Nick Hallett—singer, composer, and downtown impresario—creates a four-part series at the New Museum theater connecting the human voice to multimedia ritual.
Tonight Hallett premieres a new composition, Whispering Exercises, for women’s voices (Katie Eastburn, Rachel Henry Rachel Mason, Daisy Press), harp (Shelley Burgon), and electronic pulsations generated from customized software created by Ray Sweeten, with sound design by Zach Layton. This is a concert version of music currently being developed for a new opera created by Hallett and the video and performance artist Shana Moulton, Whispering Pines 10, to premiere at The Kitchen in Spring 2010. Folk song forms such as rounds and hockets are layered over electronic arpeggiations, in addition to acoustic phenomena such as Shepard Tones (a series of rising pitches which elicits feelings of weightlessness), while lumia and oscillographics float throughout the space.

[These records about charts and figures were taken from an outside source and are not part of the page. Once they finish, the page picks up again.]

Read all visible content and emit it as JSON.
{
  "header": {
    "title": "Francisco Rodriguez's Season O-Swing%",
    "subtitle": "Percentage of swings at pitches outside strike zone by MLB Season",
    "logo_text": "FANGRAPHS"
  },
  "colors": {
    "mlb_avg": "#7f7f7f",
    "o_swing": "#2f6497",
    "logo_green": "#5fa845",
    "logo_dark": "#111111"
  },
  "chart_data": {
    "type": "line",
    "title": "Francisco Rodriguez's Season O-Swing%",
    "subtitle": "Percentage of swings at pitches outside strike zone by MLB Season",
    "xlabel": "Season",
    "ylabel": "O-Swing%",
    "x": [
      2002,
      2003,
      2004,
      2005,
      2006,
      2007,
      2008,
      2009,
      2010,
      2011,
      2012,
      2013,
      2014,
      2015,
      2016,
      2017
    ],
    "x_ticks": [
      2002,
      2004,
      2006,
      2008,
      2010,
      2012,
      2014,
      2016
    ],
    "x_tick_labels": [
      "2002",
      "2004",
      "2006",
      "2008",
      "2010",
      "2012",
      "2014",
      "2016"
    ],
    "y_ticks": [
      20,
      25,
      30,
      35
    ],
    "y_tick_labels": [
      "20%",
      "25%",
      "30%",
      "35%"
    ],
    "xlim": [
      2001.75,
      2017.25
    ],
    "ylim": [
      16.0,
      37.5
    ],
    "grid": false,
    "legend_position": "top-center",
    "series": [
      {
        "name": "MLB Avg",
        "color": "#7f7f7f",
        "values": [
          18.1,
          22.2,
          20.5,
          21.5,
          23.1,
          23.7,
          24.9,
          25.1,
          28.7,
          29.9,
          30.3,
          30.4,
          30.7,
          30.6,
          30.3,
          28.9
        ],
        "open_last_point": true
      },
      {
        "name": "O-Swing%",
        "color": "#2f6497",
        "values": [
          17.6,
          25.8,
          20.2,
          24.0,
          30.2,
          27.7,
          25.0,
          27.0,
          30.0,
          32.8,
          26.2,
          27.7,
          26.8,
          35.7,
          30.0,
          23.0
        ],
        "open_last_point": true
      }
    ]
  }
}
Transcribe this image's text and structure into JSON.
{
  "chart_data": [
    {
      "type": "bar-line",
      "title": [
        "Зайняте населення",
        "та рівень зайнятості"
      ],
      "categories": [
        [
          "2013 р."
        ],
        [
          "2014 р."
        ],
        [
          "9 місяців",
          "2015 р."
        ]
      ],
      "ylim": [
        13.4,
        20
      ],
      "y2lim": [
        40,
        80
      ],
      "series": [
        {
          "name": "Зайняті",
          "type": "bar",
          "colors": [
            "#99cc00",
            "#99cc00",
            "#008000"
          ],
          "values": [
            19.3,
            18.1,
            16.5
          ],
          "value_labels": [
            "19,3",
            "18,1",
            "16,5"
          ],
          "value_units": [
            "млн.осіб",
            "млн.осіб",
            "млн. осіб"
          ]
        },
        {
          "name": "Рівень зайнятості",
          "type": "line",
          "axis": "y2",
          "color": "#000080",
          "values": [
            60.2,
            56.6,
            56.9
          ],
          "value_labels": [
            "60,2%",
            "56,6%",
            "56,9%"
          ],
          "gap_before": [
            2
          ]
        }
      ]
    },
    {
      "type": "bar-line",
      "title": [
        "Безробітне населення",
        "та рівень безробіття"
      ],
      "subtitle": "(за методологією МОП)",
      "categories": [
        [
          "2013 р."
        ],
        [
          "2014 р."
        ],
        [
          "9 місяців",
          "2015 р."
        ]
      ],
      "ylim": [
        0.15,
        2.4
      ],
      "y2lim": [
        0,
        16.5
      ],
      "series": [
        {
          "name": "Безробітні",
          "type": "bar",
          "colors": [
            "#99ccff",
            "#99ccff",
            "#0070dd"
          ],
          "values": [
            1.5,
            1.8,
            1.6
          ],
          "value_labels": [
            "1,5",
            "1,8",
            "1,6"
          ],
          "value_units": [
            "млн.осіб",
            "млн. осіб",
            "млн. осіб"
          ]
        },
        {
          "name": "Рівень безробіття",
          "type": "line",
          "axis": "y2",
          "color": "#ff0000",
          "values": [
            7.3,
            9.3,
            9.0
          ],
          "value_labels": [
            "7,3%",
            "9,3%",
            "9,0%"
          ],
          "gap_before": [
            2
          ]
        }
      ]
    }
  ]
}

In collaboration with a rotating cast of performers and artists, Hallett presents original music and performance alongside new interpretations of celebrated vocal works by Meredith Monk and Karlheinz Stockhausen. The singing voice is seen here in its rawest state, stripped of its language-based sensibilities, and more as a flexible instrument of sound, capable of producing protosemantic, acoustic phenomena. As such, concepts of drone, repetition, and improvisation prevail over the tropes of traditional song. Each evening is staged using pure light, illuminated objects, and projection methods derived from structuralist film and the psychedelic lightshow to create a live, interdisciplinary synthesis of sound and image. Taking from John Cage’s maxim that “art should not be different than life, but an action within life,” Voice & Light Systems revisits the Zen-Buddhism-inspired methodologies popular among Western artists during the 1960s and ’70s as ritual practices in and of themselves, envisioning their scores much as sacred texts in a pre-literary culture, to be rendered as expressions of devout “art consciousness.” With this experimental tradition as a starting point, Hallett begins to develop new work for contemporary contemplation, with the voice—the most basic instrument of artistic expression—at its core.